The total cost can be calculated by adding the cost of each small flag multiplied by the number of small flags, plus the cost of each large flag multiplied by the number of large flags. In mathematical terms, this can be expressed as:
Total cost = (x dollars) * (number of small flags) + ((3/2)x dollars) * (number of large flags)
Since Frida bought 5 flags in total, we can set up another equation relating the number of small flags and large flags:
(number of small flags) + (number of large flags) = 5
Since we have two equations, we can solve the system of equations to find the values of x (cost of each small flag) and (number of small flags). However, we need one more piece of information to determine a unique solution.
(b) To find the height of each of the 13 stripes on the American flag, we need to divide the total height of the flag by the number of stripes.
Given that the flag outside of Victor's house is 4 feet tall and has 13 stripes, each of the 13 stripes would have a height of 4 feet divided by 13. This results in a decimal, which we can convert to a mixed number.
To convert the decimal to a mixed number, we can divide 4 by 13. The quotient is the whole number part of the mixed number (0) and the remainder is the numerator of the fraction (4).
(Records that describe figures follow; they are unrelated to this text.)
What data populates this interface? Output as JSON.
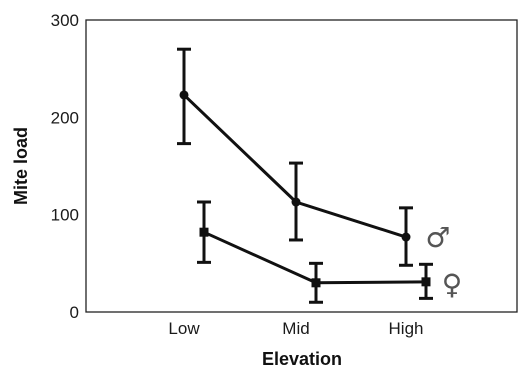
{
  "chart_data": {
    "type": "line",
    "categories": [
      "Low",
      "Mid",
      "High"
    ],
    "xlabel": "Elevation",
    "ylabel": "Mite load",
    "ylim": [
      0,
      300
    ],
    "yticks": [
      "0",
      "100",
      "200",
      "300"
    ],
    "grid": false,
    "error_bars": true,
    "series": [
      {
        "name": "♂",
        "marker": "circle",
        "values": [
          223,
          113,
          77
        ],
        "err_low": [
          173,
          74,
          48
        ],
        "err_high": [
          270,
          153,
          107
        ]
      },
      {
        "name": "♀",
        "marker": "square",
        "values": [
          82,
          30,
          31
        ],
        "err_low": [
          51,
          10,
          14
        ],
        "err_high": [
          113,
          50,
          49
        ]
      }
    ]
  },
  "colors": {
    "line": "#111111",
    "axis": "#222222",
    "series_label": "#555555"
  }
}
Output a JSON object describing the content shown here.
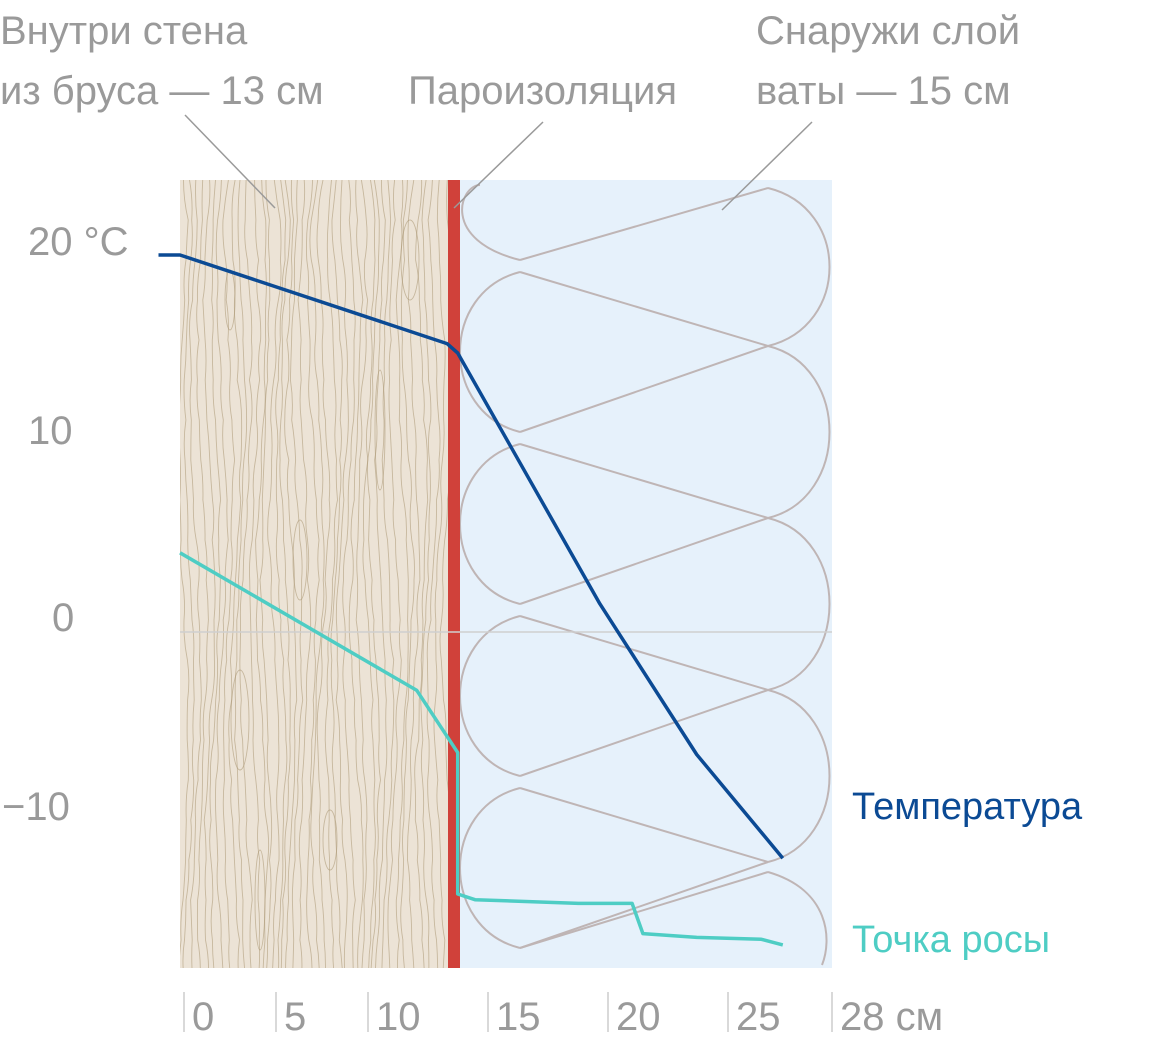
{
  "labels": {
    "inside_line1": "Внутри стена",
    "inside_line2": "из бруса — 13 см",
    "vapor": "Пароизоляция",
    "outside_line1": "Снаружи слой",
    "outside_line2": "ваты — 15 см"
  },
  "colors": {
    "wood": "#ece3d6",
    "wood_grain": "#a89370",
    "vapor_barrier": "#d0413a",
    "insulation": "#e6f1fb",
    "insulation_outline": "#bfb5b5",
    "temperature": "#0b4a94",
    "dew_point": "#4ecdc4",
    "axis_text": "#9a9a9a",
    "zero_line": "#cfcfcf"
  },
  "chart_data": {
    "type": "line",
    "x_unit": "см",
    "y_unit": "°C",
    "xlim": [
      -1,
      28
    ],
    "ylim": [
      -18,
      24
    ],
    "x_ticks": [
      "0",
      "5",
      "10",
      "15",
      "20",
      "25",
      "28 см"
    ],
    "y_ticks": [
      "20 °C",
      "10",
      "0",
      "−10"
    ],
    "layers": [
      {
        "name": "Внутри стена из бруса — 13 см",
        "from": -1,
        "to": 12.7
      },
      {
        "name": "Пароизоляция",
        "from": 12.7,
        "to": 13.3
      },
      {
        "name": "Снаружи слой ваты — 15 см",
        "from": 13.3,
        "to": 28
      }
    ],
    "series": [
      {
        "name": "Температура",
        "x": [
          -1,
          0,
          12.4,
          12.9,
          19.5,
          24,
          28
        ],
        "y": [
          20,
          20,
          15.3,
          14.8,
          1.5,
          -6.5,
          -12
        ]
      },
      {
        "name": "Точка росы",
        "x": [
          0,
          11,
          12.9,
          12.9,
          13.7,
          18.5,
          21,
          21.5,
          24,
          27,
          28
        ],
        "y": [
          4.2,
          -3.1,
          -6.4,
          -13.9,
          -14.2,
          -14.4,
          -14.4,
          -16,
          -16.2,
          -16.3,
          -16.6
        ]
      }
    ]
  }
}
The denominator remains the same (13).
Hence, each of the 13 stripes is approximately 0 and 4/13 feet tall.
(c) To find the length of the shadow of the flagpole, we can use the concept of similar triangles. The length of the shadow is proportional to the height of the flagpole.
Given that Janine is standing 6 feet 3 inches away from the base of the 20-foot-tall flagpole, we have the following measurements:
Janine's height (including her shadow) = 5 feet + length of her shadow
Flagpole's height = 20 feet
Since the triangles formed by Janine, her shadow, and the flagpole are similar, the ratios of corresponding sides are equal.
We can set up a proportion to solve for the length of the shadow:
Janine's height / Janine's distance from the flagpole = Flagpole's height / Length of the shadow
In this case, substituting the given values, we have:
(5 feet + length of her shadow) / 6 feet 3 inches = 20 feet / Length of the shadow
To solve this equation, we need to convert the measurements to a consistent unit. Let's convert the 6 feet 3 inches to inches, which is (6 feet * 12 inches/foot) + 3 inches = 75 inches.
Now, we have:
(5 feet + length of her shadow) / 75 inches = 20 feet / Length of the shadow
We can then cross-multiply and solve for the length of the shadow.